Carson City - along with every other city and county in the state - will be keeping a close eye to the Legislature when it convenes Feb. 7, said City Manager Larry Werner.
With a state budget shortfall projected to be anywhere from
$1 billion to $3 billion, and a new governor who has vowed to not raise taxes, something will have to give, and city officials don't want to be caught off guard.
"What we're mainly watching for are bill drafts that would transfer services from state to city," Werner said.
There has been talk that those sorts of shifts could affect departments such as Health and Human Services, he said.
"We've had discussions with our Health and Human Services and the Fire Marshal's Office, and maybe Juvenile Probation could be affected," he said, "but we're just watching and waiting right now. We have not heard anything."
Werner said city officials are waiting to hear Gov. Brian Sandoval's State of the State address on Jan. 24 for clues as to what might be ahead on the local level.
"We want to see what sort of sense we can get from that, and we'll distribute the information to the different departments and try to find out how it will impact them," he said.

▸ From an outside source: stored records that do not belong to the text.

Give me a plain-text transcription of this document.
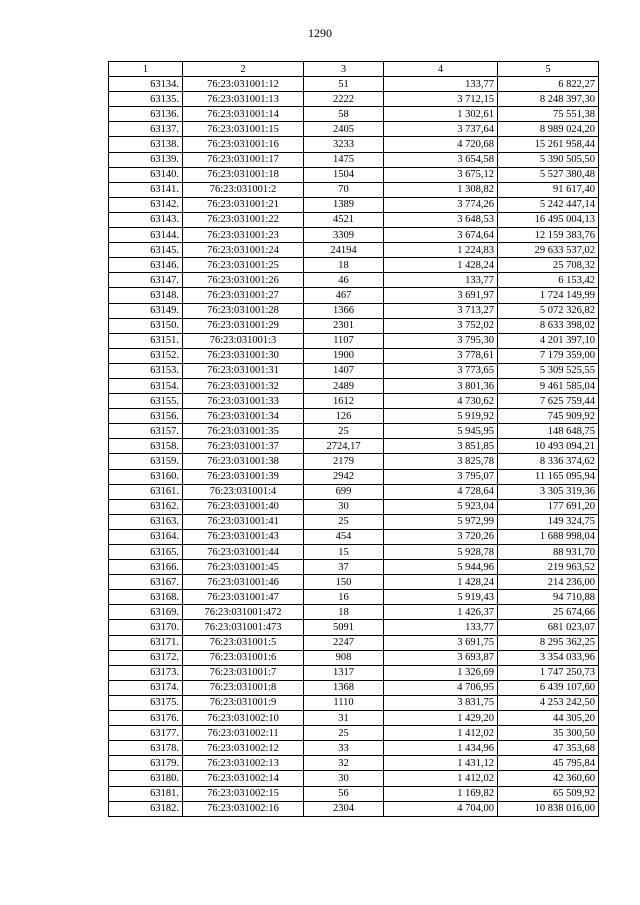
1290
1	2	3	4	5
63134.	76:23:031001:12	51	133,77	6 822,27
63135.	76:23:031001:13	2222	3 712,15	8 248 397,30
63136.	76:23:031001:14	58	1 302,61	75 551,38
63137.	76:23:031001:15	2405	3 737,64	8 989 024,20
63138.	76:23:031001:16	3233	4 720,68	15 261 958,44
63139.	76:23:031001:17	1475	3 654,58	5 390 505,50
63140.	76:23:031001:18	1504	3 675,12	5 527 380,48
63141.	76:23:031001:2	70	1 308,82	91 617,40
63142.	76:23:031001:21	1389	3 774,26	5 242 447,14
63143.	76:23:031001:22	4521	3 648,53	16 495 004,13
63144.	76:23:031001:23	3309	3 674,64	12 159 383,76
63145.	76:23:031001:24	24194	1 224,83	29 633 537,02
63146.	76:23:031001:25	18	1 428,24	25 708,32
63147.	76:23:031001:26	46	133,77	6 153,42
63148.	76:23:031001:27	467	3 691,97	1 724 149,99
63149.	76:23:031001:28	1366	3 713,27	5 072 326,82
63150.	76:23:031001:29	2301	3 752,02	8 633 398,02
63151.	76:23:031001:3	1107	3 795,30	4 201 397,10
63152.	76:23:031001:30	1900	3 778,61	7 179 359,00
63153.	76:23:031001:31	1407	3 773,65	5 309 525,55
63154.	76:23:031001:32	2489	3 801,36	9 461 585,04
63155.	76:23:031001:33	1612	4 730,62	7 625 759,44
63156.	76:23:031001:34	126	5 919,92	745 909,92
63157.	76:23:031001:35	25	5 945,95	148 648,75
63158.	76:23:031001:37	2724,17	3 851,85	10 493 094,21
63159.	76:23:031001:38	2179	3 825,78	8 336 374,62
63160.	76:23:031001:39	2942	3 795,07	11 165 095,94
63161.	76:23:031001:4	699	4 728,64	3 305 319,36
63162.	76:23:031001:40	30	5 923,04	177 691,20
63163.	76:23:031001:41	25	5 972,99	149 324,75
63164.	76:23:031001:43	454	3 720,26	1 688 998,04
63165.	76:23:031001:44	15	5 928,78	88 931,70
63166.	76:23:031001:45	37	5 944,96	219 963,52
63167.	76:23:031001:46	150	1 428,24	214 236,00
63168.	76:23:031001:47	16	5 919,43	94 710,88
63169.	76:23:031001:472	18	1 426,37	25 674,66
63170.	76:23:031001:473	5091	133,77	681 023,07
63171.	76:23:031001:5	2247	3 691,75	8 295 362,25
63172.	76:23:031001:6	908	3 693,87	3 354 033,96
63173.	76:23:031001:7	1317	1 326,69	1 747 250,73
63174.	76:23:031001:8	1368	4 706,95	6 439 107,60
63175.	76:23:031001:9	1110	3 831,75	4 253 242,50
63176.	76:23:031002:10	31	1 429,20	44 305,20
63177.	76:23:031002:11	25	1 412,02	35 300,50
63178.	76:23:031002:12	33	1 434,96	47 353,68
63179.	76:23:031002:13	32	1 431,12	45 795,84
63180.	76:23:031002:14	30	1 412,02	42 360,60
63181.	76:23:031002:15	56	1 169,82	65 509,92
63182.	76:23:031002:16	2304	4 704,00	10 838 016,00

Werner said there also has been some conversation about changes to taxes, such as exchanging property taxes for sales taxes.
"That's just rumor at this point, so we'll have to wait and see what happens. We've asked all our departments to pay attention and then decide if there will be any fiscal impacts," Werner said.
But city leaders have not sat idly crossing their fingers and hoping for the best.
"Right now, our plans are the same as last year in holding the line. Revenues are better than anticipated, but we're putting them into contingency and stabilization funds so that we can build up our reserves and be able to react if something happens," Werner said. "Also, any (job) vacancies that occur aren't being filled unless they're absolutely needed."
On another proactive note, Werner said Gov. Sandoval met with city and county managers about a month ago through the Nevada Association of Counties.
"We expressed to him, 'Just talk to us if you're considering something, and maybe we can come up with a solution,'" Werner said. "We'd rather help with a solution than just have something handed to us."